Schmallenberg/Arnsberg/Berlin. . Hunau Reisen aus Bödefeld fährt seit Ende Juli zweimal täglich im Auftrag von MeinFernbus von Arnsberg nach Berlin. Der Start ins Neuland hat sich für das Familienunternehmen gelohnt.

Am Anfang zwickt es hier und da. Verdrängt hat er das ungute Gefühl nicht. Zu viel Geld ist im Spiel: „Ich gebe zu, ein bisschen Bauchschmerzen habe ich, aber für uns ist es eine Chance.“ Seine Beklemmungen sind nachvollziehbar.

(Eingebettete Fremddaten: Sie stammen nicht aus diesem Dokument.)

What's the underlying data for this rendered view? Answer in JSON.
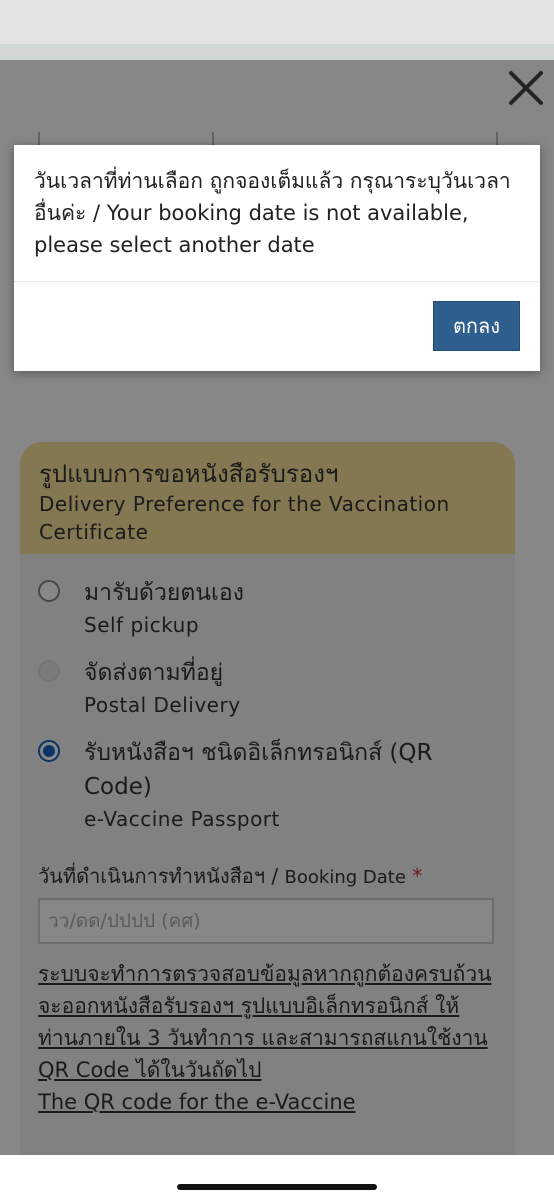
{
  "dialog": {
    "message": "วันเวลาที่ท่านเลือก ถูกจองเต็มแล้ว กรุณาระบุวันเวลาอื่นค่ะ / Your booking date is not available, please select another date",
    "ok_label": "ตกลง"
  },
  "card": {
    "title_th": "รูปแบบการขอหนังสือรับรองฯ",
    "title_en": "Delivery Preference for the Vaccination Certificate",
    "header_color": "#f7e29a"
  },
  "options": [
    {
      "label_th": "มารับด้วยตนเอง",
      "label_en": "Self pickup",
      "state": "unselected"
    },
    {
      "label_th": "จัดส่งตามที่อยู่",
      "label_en": "Postal Delivery",
      "state": "disabled"
    },
    {
      "label_th": "รับหนังสือฯ ชนิดอิเล็กทรอนิกส์ (QR Code)",
      "label_en": "e-Vaccine Passport",
      "state": "selected"
    }
  ],
  "booking": {
    "label_th": "วันที่ดำเนินการทำหนังสือฯ / ",
    "label_en": "Booking Date",
    "required_mark": "*",
    "placeholder": "วว/ดด/ปปปป (คศ)"
  },
  "note": {
    "th": "ระบบจะทำการตรวจสอบข้อมูลหากถูกต้องครบถ้วน จะออกหนังสือรับรองฯ รูปแบบอิเล็กทรอนิกส์ ให้ท่านภายใน 3 วันทำการ และสามารถสแกนใช้งาน QR Code ได้ในวันถัดไป",
    "en": "The QR code for the e-Vaccine"
  },
  "icons": {
    "close": "close-icon"
  },
  "colors": {
    "accent_blue": "#1565c0",
    "ok_button": "#2f5f8f",
    "required": "#d32f2f"
  }
}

Um 5.40 Uhr wird am Bahnhof Neheim-Hüsten symbolisch ein grünes Band durchschnitten. Wir schreiben den 25. Juli 2013. Es ist ein Donnerstag: Start der Linie 035 des privaten Unternehmens MeinFernbus vom Sauerland nach Berlin. Zweimal täglich.

Und?

Kein Fahrgast weit und breit.

Heute kann Friedel Knipschild darüber schmunzeln. Das Magendrücken ist längst verflogen. Der Markt boomt. Der 59-Jährige ist Geschäftsführer und Inhaber von Hunau Reisen in Schmallenberg-Bödefeld. Fünf Busse des Familienunternehmens sind im Auftrag des Marktführers MeinFernbus, ein Unternehmen aus Berlin, unterwegs: „Wir sind mehr als zufrieden mit den Zahlen. Ab Kassel sind die Busse immer voll.“

Eine Million Euro investiert

Drei knallgrüne Fahrzeuge fahren auf der Strecke Sauerland-Berlin, zwei pendeln zwischen Düsseldorf und Dresden: „Wir haben eine Million Euro in die Busse investiert.“ Geld, das sich offenbar auszahlt. In der Branche herrscht eine Stimmung wie einst bei den Goldgräbern.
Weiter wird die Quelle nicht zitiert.